Visivelmente emocionado, Conte agradeceu aos colegas: “É sempre um prazer imenso receber este prêmio porque vem dos colegas, de quem sabe o que significa ser e fazer o treinador. Obrigado a todos”. Em sua fala imediata após a proclamação, dividiu o mérito com quem transpirou com ele ao longo da temporada: “Divido o prêmio com os meus jogadores, protagonistas absolutos da fantástica temporada do ano passado, com a minha equipe técnica, com todos que trabalham no Napoli e com todo o clube”.
O troféu foi entregue pelo presidente da FIGC, Gabriele Gravina, e pelo presidente da Lega Serie A, Ezio Simonelli, selando a cerimônia com a solenidade que a ocasião pede.
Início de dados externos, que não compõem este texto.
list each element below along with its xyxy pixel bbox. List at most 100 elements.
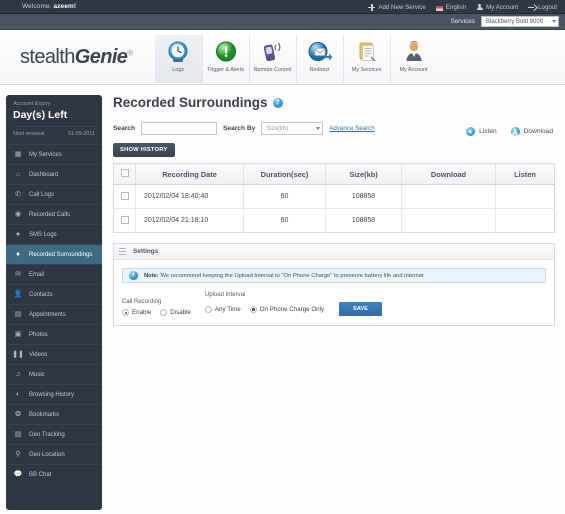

Para Conte, o reconhecimento coroou a conquista do scudetto na temporada anterior: “É sempre um prêmio muito prestigioso; tê-lo conquistado no banco do Napoli, sabendo bem que vencer em Nápoles não é fácil, é muito importante”.
Eu, que observo a vida como quem percebe as estações, vejo neste momento um técnico que reaprende a sorrir. Conte comentou, entre leveza e responsabilidade, sobre as exigências do ofício: “Os sorrisos não devem faltar, mas no pré-jogo, durante e pós-jogo há o stress do trabalho, o acúmulo de cansaço que é difícil esconder. Ainda assim, é preciso ser otimista e procurar sempre soluções mesmo nas piores situações”.
Coverciano também é casa da Nazionale, e a cerimônia se abriu para falar dos próximos desafios: os play-off para o Mundial. Conte declarou preocupação com a lesão de Giovanni Di Lorenzo — “sou tão torcedor da Seleção que fiquei muito assustado com a lesão de Di Lorenzo; esperamos em um mês e meio a dois meses tê‑lo de volta, porque é um jogador importantíssimo para o Napoli e para a Itália”. Mantendo um tom otimista, acrescentou crer na qualificação: “Estamos fazendo um bom trabalho e sou convicto de que podemos ir ao Mundial e desempenhar um ótimo papel”.
Em tom mais reservado, Conte desviou de perguntas sobre o recém-chegado Allison, que já realizou exames médicos em Roma, e voltou ao tema que o inquieta: a superlotação de partidas no futebol moderno. “Somos todos de acordo no fato de que se joga demais. O problema é que se fala muito e se faz pouco. Li que a federação alemã está tentando se posicionar para agir. Reduzir o número de equipes na Serie A? Não é uma questão que deva competir comigo como treinador; posso apenas dizer que estamos todos de acordo — mídia incluída — que se joga demasiado e se corre demasiados riscos, mas, no fim, não se faz nada”. Sobre uma possível discordância de Massimiliano Allegri, Conte mudou o foco: “Não sei o que ele disse; certamente ele este ano não está jogando tanto”.
Ao final, a Panchina d’Oro não foi apenas um troféu entregue. Foi um instante em que o trabalho coletivo — como se fossem raízes sob a terra — emergiu em flor. Para Conte e para o Napoli, é a confirmação de um ciclo bem regado: respeito, competência e a persistente busca por equilíbrio entre pressão e bem-estar, como quem aprende a ouvir o tempo interno do corpo e da equipe.